TDI production rates in the region stayed at moderate levels due to the limited availability of feedstock toluene, which was impacted by supply chain disruptions. These disruptions were caused by higher crude oil prices, as well as geopolitical issues like U.S. sanctions on Iran and export restrictions, which led to uncertainties in the global oil supply. This, in turn, raised production costs.
At the same time, European ports faced disruptions from labor strikes at locations, including Marseille Fos and Le Havre in France. These strikes caused delays in container handling and land transport, which affected internal trade in Europe. Shipping companies had to reroute vessels around the Cape of Good Hope and other ports, further delaying deliveries to buyers and making it harder to meet demand from downstream industries.
Simultaneously, the demand for TDI used in Polyurethane (PU) materials remained consistent in the automotive and construction sectors.

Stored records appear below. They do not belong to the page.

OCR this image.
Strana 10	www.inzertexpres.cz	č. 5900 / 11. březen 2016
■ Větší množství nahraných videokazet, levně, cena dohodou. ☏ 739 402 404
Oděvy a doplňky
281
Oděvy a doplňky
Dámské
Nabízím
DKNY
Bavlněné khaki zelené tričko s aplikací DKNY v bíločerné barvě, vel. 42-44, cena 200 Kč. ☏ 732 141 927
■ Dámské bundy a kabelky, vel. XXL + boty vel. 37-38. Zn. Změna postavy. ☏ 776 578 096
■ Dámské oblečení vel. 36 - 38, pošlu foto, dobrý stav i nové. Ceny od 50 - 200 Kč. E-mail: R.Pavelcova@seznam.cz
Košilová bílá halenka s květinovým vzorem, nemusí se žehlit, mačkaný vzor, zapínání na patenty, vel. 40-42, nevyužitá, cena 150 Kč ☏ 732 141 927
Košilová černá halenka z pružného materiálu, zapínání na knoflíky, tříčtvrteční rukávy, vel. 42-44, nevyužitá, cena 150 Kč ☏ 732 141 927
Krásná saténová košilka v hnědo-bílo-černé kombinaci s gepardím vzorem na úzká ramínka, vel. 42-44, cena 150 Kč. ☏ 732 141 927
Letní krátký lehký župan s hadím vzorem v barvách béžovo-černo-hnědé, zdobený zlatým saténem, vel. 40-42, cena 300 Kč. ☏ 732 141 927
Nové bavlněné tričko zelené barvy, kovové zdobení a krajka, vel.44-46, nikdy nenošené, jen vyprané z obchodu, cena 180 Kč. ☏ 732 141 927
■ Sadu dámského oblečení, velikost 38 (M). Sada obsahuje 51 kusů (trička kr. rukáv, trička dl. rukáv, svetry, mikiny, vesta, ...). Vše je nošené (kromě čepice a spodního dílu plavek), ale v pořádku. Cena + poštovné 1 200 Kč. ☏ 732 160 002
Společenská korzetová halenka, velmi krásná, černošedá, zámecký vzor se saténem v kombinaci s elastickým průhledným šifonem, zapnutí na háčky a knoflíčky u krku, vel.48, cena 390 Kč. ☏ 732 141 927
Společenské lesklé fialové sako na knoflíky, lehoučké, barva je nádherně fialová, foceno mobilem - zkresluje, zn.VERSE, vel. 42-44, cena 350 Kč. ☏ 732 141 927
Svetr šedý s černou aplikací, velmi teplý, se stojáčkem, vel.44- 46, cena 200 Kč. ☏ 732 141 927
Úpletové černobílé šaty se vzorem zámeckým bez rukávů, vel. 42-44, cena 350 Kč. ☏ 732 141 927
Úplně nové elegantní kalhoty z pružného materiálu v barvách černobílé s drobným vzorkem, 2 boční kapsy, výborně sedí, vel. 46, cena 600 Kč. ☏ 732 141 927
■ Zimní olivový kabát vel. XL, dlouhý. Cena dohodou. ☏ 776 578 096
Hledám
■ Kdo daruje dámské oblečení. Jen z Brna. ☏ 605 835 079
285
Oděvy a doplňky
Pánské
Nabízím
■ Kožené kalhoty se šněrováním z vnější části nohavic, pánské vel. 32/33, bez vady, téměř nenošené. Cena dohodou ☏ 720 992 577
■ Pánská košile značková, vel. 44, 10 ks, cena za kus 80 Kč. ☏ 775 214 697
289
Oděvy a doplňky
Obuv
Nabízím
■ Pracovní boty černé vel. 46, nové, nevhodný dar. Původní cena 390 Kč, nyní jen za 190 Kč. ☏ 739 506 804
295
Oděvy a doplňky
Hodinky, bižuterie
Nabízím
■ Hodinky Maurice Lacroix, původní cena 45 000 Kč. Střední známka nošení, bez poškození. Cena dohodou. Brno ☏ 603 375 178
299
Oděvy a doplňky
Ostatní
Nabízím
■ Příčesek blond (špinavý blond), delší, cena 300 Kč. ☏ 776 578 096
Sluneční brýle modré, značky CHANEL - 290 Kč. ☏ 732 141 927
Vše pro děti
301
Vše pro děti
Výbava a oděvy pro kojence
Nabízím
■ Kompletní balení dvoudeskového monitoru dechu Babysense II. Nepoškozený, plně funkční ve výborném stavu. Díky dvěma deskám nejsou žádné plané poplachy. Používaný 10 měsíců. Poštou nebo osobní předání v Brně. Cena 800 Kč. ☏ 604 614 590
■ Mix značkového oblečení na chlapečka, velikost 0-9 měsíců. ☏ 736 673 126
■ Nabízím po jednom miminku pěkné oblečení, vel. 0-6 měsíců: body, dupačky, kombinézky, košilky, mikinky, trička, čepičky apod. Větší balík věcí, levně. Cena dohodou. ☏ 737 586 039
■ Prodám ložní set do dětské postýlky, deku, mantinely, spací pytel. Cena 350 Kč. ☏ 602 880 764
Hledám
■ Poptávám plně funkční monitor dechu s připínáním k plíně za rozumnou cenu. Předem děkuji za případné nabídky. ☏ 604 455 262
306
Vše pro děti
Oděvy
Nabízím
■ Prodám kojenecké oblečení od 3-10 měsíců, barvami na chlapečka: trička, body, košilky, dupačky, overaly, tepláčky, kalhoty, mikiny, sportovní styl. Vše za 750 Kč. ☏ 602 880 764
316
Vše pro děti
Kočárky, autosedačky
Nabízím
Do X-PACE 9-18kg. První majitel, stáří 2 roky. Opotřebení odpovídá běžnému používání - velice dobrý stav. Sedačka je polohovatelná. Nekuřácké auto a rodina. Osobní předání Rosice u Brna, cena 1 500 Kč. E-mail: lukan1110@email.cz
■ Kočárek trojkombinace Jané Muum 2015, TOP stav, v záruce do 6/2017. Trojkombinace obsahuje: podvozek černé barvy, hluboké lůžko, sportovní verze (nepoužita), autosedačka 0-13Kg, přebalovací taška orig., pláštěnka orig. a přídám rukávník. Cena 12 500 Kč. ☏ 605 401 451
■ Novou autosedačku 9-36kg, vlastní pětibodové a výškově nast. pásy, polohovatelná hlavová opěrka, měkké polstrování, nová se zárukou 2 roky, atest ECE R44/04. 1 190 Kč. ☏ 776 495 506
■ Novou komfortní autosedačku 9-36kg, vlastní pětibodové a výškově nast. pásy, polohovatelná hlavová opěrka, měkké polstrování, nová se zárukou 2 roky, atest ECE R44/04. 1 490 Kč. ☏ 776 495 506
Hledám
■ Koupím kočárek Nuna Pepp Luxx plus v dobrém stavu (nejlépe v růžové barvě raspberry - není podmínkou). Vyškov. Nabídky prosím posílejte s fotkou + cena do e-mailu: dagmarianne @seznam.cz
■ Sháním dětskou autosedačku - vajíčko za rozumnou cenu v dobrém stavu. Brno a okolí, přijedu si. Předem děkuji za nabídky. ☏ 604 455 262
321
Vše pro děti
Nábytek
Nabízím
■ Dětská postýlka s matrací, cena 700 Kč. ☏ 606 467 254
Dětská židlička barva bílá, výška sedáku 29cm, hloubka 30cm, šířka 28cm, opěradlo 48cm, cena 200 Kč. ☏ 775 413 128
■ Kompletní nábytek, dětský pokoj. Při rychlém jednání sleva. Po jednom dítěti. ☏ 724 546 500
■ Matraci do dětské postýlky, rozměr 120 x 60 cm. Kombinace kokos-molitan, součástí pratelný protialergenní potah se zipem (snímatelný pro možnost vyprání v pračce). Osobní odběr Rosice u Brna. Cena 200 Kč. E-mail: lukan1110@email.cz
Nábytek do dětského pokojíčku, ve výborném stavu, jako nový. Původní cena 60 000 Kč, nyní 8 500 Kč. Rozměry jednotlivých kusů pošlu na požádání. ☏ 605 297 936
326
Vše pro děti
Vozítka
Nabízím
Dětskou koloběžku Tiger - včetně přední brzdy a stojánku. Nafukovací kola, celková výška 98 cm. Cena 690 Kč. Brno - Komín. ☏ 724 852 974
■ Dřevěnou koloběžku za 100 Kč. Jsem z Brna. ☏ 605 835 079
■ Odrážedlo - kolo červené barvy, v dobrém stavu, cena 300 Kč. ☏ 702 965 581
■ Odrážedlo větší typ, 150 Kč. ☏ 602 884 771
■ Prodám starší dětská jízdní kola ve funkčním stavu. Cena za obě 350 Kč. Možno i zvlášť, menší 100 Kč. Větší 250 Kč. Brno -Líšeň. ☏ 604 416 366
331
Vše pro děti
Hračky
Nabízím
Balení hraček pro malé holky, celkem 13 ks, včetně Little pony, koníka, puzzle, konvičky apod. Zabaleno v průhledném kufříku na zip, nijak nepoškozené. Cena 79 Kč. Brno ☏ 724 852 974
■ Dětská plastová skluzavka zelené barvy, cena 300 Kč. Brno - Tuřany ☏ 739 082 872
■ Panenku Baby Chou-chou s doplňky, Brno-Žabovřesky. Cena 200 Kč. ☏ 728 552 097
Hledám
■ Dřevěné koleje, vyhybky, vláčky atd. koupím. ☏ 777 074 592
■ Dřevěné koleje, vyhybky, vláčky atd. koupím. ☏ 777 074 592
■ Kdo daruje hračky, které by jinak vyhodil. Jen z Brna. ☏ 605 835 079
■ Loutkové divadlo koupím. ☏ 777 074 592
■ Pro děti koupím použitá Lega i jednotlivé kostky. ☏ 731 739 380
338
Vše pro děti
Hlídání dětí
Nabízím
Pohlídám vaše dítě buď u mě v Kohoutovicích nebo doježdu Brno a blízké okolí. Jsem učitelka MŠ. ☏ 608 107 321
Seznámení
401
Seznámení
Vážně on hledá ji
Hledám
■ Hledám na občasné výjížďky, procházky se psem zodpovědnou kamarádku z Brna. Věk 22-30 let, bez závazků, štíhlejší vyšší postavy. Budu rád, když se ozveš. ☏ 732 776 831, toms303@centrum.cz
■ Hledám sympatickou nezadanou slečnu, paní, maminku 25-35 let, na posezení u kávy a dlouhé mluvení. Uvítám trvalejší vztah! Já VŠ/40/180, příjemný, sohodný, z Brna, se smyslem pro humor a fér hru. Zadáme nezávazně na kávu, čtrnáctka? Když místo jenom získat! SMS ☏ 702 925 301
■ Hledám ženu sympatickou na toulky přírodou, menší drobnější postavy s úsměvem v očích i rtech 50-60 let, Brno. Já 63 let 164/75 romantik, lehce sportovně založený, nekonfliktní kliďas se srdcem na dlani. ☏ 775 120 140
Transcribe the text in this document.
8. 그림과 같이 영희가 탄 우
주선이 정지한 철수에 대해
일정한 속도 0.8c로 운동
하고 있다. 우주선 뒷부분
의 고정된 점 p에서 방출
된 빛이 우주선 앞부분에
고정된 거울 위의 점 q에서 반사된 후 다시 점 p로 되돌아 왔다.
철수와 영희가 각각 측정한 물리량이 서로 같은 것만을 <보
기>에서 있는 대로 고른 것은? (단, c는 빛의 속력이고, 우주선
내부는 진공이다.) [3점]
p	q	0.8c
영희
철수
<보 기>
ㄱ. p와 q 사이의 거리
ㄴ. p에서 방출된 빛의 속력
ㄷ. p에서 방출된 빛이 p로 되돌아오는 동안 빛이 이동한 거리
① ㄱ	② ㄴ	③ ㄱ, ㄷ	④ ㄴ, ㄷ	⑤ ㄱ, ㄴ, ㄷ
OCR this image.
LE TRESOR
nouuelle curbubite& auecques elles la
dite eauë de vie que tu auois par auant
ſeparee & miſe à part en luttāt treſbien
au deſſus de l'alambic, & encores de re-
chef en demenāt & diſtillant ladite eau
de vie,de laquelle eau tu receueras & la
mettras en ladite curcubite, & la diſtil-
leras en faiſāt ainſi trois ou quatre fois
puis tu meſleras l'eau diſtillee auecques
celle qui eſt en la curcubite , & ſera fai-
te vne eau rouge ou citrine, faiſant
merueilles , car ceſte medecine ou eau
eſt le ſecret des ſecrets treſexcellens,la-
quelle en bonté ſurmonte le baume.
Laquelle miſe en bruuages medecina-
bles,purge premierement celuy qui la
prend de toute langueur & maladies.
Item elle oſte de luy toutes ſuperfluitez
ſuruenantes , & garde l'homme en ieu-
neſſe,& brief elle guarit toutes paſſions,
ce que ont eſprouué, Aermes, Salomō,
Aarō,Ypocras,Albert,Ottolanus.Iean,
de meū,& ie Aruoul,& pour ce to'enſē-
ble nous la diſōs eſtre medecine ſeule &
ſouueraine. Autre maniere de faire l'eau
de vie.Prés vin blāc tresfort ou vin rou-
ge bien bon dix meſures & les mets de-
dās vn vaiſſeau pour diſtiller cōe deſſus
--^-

In the automotive industry, the selling rate saw a slight increase, despite a 2.6% drop in sales compared to last year. Geopolitical issues, like potential U.S. tariffs, which created uncertainty, while easing emissions standards provided some stability. In the construction sector, while the eurozone faced a decline, Italy experienced a small increase in new orders, helping to keep TDI demand steady in the region.
Additionally, Covestro's successful modernization of its Dormagen TDI plant is indicating a future market trend toward more sustainable and energy-efficient TDI production. The plant's 80% energy reduction along with 22,000-ton annual CO2 reduction, coupled with Covestro's ambitious global energy efficiency targets, suggest a shift towards premium-priced, lower-carbon footprint TDI. Given increasing regulatory pressures and consumer demand for sustainable products, TDI produced with advanced, energy-saving processes like those implemented in Dormagen is likely to command a competitive edge, and might lead to a bifurcated market with higher prices for "green" TDI in the future. This modernization will also strengthen the competitiveness of TDI production within Europe.
TDI prices are likely to increase further during the second quarter. The demand from downstream polyurethane segment is expected to stay consistent. Simultaneously, the production costs are likely to incline because of the anticipated increase in feedstock Toluene costs amid a rise in demand from downstream industries. It will push the price of TDI higher. Additionally, the shipping costs are also expected to remain higher during the period due to more trade activity during the summer.